One of the articles in my feed, recently, was titled “Age-Appropriate Dressing: How French First Lady Brigitte Macron, 66, Breaks the Rules. I won’t link to the article (in Zoomer Magazine), because it’s full of tired clichés. It compares the style of First Lady Brigitte Macron, 66, to Queen Mathilde, 46. It talks about the way First Lady Macron manages to look stylish and younger (imagine that with all of the resources at her disposal!) by “breaking the age-related dressing rules” compared to Queen Mathilde who must adhere to more rules expected of her station. My main thought was, “Is age-appropriate dressing still a thing?” I hope not.
I have heard all about the rules growing up:
- women shouldn’t wear a mini skirt over the age of 35(at 47, 35 sounds so young for any such thought!)
- for goodness sake, cut your hair short after 40
- don’t be too trendy
- don’t get a tattoo that you will regret when you get older (I am fairly certain that if I regret anything when I am older, it will have nothing to do with my tattoos!)
However, in 2020, aren’t we past such restrictive thoughts and opinions? What do these rules say anyway? Don’t embarrass yourself, don’t wear things that don’t “flatter” you, don’t wear something that shows too much, or too little skin, wear what society tells you is appropriate for your size. All to which I say, everyone should just mind their own business.
I admit, decades ago, I watched the likes of Stacey London tell women (men too, but mostly women from what I remember) “What Not to Wear”. Part of her schtick was “tough love” and “she wanted them to bring out their best selves.” A lot of her rules had to do with age. She even had a thing about the appropriate amount of metallic for your age.
I have known many women who have flouted these types of rules. Perhaps, that’s why I tend not to take them too seriously. But I wish I wasn’t the only one. I have nothing against a person feeling better about themselves. Feeling comfortable in their clothes, as though they are portraying the image they wish to portray. But it shouldn’t be based on your age, anymore than it should be about your size, gender or any other outwardly imposed factor.
Other than the realities of our mortality, can we all agree that age is just a number? How someone feels at any given age, is personal. How they wish to express that age, is personal. Similarly a body is perfect at any size for any fashion that feels right for the wearer.
I still hear people, sometimes friends, critique others for what they are wearing. “What was she thinking”, wearing something that short, low-cut, baggy, unflattering, etc. I find myself taken aback that they are concerned with what others choose to wear. Why would anyone care what someone else is wearing? Does it come from a place of the critic’s own insecurities, rather than a real concern for the choices of others?
I prefer to support people expressing themselves however they wish. How someone adorns their body doesn’t impress or offend me. What comes out of their mouth, their thoughts and feelings on life, how they treat people, that is where I prefer to direct my internal critic.
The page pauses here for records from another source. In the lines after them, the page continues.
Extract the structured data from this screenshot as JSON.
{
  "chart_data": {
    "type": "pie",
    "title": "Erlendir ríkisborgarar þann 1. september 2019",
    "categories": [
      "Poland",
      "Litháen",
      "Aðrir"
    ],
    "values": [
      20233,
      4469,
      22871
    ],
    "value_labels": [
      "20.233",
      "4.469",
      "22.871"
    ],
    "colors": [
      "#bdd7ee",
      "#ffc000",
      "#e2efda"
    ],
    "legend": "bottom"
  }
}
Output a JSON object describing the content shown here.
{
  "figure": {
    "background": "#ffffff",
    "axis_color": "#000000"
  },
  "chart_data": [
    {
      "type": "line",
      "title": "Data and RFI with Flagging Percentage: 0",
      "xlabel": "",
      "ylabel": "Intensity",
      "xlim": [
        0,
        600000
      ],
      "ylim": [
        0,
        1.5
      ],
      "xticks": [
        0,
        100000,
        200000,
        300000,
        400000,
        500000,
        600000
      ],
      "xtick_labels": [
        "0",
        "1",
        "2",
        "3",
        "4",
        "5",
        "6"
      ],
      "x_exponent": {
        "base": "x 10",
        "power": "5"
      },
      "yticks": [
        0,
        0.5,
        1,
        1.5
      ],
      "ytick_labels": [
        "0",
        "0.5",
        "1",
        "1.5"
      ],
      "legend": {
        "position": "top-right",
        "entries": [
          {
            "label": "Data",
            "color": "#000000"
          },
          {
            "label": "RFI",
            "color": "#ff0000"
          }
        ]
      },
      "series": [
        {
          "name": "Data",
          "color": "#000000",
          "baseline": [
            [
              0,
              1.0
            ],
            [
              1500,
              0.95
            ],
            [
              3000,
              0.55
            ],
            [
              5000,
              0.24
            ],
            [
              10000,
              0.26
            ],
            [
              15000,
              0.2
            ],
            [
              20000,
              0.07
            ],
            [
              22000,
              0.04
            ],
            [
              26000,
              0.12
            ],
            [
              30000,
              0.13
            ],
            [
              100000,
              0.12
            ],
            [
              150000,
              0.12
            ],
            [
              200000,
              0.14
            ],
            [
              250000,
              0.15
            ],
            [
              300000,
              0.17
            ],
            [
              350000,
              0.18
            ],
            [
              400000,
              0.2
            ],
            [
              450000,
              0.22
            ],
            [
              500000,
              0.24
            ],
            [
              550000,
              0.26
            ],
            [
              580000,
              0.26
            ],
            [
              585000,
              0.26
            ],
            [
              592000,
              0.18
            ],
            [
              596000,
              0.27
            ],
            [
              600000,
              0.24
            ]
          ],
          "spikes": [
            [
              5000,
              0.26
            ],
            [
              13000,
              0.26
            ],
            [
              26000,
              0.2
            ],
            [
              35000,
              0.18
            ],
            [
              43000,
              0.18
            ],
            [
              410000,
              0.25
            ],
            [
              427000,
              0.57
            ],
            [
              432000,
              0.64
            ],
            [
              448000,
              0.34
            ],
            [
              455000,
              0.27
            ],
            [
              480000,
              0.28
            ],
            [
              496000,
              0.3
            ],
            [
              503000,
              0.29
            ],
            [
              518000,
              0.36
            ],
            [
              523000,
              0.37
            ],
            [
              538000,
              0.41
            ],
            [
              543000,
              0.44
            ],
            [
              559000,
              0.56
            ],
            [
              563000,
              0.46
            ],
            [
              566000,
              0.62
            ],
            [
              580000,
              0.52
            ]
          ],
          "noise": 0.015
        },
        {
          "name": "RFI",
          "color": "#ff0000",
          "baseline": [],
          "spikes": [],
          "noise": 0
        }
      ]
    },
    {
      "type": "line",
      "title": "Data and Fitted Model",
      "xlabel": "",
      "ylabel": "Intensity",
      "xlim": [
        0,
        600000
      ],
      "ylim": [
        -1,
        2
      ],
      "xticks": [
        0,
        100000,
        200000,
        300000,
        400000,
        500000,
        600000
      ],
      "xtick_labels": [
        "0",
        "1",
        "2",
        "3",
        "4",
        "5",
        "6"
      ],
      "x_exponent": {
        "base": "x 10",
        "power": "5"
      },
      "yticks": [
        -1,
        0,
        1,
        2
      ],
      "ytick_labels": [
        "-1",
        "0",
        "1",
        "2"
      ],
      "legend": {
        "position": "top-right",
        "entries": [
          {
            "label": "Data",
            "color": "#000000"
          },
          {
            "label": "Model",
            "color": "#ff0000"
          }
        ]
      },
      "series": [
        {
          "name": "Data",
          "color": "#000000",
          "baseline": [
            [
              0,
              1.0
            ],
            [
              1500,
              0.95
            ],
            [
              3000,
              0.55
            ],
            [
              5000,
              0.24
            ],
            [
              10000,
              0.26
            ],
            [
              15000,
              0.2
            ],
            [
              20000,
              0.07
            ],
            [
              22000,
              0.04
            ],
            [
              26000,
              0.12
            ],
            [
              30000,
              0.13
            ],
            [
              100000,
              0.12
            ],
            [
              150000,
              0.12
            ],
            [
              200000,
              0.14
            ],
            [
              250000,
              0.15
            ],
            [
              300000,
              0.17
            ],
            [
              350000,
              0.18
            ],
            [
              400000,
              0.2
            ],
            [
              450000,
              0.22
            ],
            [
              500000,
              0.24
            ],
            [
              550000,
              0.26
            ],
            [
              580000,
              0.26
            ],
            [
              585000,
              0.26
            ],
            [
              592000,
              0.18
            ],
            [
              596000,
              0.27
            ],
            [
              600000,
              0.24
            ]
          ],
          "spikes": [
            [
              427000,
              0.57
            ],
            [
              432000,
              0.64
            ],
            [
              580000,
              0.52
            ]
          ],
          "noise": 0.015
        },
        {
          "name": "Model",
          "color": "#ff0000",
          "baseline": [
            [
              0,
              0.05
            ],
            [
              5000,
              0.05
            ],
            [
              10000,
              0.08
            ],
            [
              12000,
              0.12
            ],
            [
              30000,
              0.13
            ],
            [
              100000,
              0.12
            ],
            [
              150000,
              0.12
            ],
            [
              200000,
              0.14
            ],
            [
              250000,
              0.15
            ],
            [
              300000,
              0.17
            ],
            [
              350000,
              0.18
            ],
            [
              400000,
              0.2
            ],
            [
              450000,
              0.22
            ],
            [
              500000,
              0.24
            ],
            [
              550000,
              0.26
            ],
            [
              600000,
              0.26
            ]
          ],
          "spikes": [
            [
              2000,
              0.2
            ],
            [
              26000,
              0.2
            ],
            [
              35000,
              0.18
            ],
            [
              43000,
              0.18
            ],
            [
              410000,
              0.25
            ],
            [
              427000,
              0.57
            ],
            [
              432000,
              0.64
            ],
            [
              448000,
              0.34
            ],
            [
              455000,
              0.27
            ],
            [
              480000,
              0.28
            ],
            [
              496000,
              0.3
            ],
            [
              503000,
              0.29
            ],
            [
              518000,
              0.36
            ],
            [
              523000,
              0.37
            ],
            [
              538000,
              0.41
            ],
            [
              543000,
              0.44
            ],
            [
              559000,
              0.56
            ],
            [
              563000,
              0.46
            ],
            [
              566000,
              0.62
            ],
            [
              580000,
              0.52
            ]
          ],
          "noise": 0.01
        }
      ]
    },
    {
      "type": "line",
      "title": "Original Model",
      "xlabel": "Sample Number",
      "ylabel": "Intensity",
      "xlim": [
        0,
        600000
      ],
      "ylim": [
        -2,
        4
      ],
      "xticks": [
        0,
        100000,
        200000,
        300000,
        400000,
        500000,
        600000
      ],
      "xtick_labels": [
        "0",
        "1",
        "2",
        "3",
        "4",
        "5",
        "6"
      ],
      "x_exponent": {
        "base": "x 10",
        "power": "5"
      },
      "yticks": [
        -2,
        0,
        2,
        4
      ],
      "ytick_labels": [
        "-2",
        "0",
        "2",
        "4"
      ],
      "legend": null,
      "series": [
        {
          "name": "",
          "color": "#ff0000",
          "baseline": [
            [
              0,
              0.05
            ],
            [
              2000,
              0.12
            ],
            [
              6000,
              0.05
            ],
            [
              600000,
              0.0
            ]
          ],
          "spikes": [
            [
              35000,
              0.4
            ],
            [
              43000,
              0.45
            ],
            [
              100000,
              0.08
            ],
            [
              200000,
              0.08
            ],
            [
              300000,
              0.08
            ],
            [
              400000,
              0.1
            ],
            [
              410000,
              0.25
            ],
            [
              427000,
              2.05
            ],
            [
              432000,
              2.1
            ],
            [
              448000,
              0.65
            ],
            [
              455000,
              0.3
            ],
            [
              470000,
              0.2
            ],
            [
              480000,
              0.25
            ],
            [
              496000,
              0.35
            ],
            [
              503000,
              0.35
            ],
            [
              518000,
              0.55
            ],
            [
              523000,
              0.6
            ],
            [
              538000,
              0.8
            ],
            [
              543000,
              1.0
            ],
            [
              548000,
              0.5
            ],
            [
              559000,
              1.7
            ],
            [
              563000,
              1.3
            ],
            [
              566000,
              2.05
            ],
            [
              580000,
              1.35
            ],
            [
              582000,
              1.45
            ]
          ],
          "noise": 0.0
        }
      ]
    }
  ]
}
This topic, of course, got me thinking about “age-appropriate” dressing for working out.
Should there be rules when it comes to gym clothes? Running clothes? Again, no. I love working out at a gym where women of all ages workout. I love that women at this gym feel free to wear whatever makes them feel good, while exercising. Some wear baggy t-shirts or layers of sweatshirts (I sweat, just looking at them). Some wear a sports bra and shorts. Some women workout in a hijab. And what they wear is not related to their age.
There are practical considerations about what to wear while exercising. What will wick sweat away from my body, so I don’t get a rash, how hot am I going to get, and therefore, how many layers can I remove if necessary. I admit, I don’t feel totally comfortable working out in a sports bra, but that’s on me and my own insecurities. I usually have a tank top and leggings on (or tank top and shorts if running outside in summer). But what anyone else thinks of my outfit at the gym or anywhere else, should be irrelevant. I would suggest that if anyone works out at a gym that has silly rules (such as women cannot workout in their sports bra, if they choose – and in peace), then they should find another gym.
I am inspired by people being themselves. And that includes how they choose to dress. In their teens, in their 80s, and every age in between. How do you feel readers? Do you think age-appropriate dressing should still be a thing?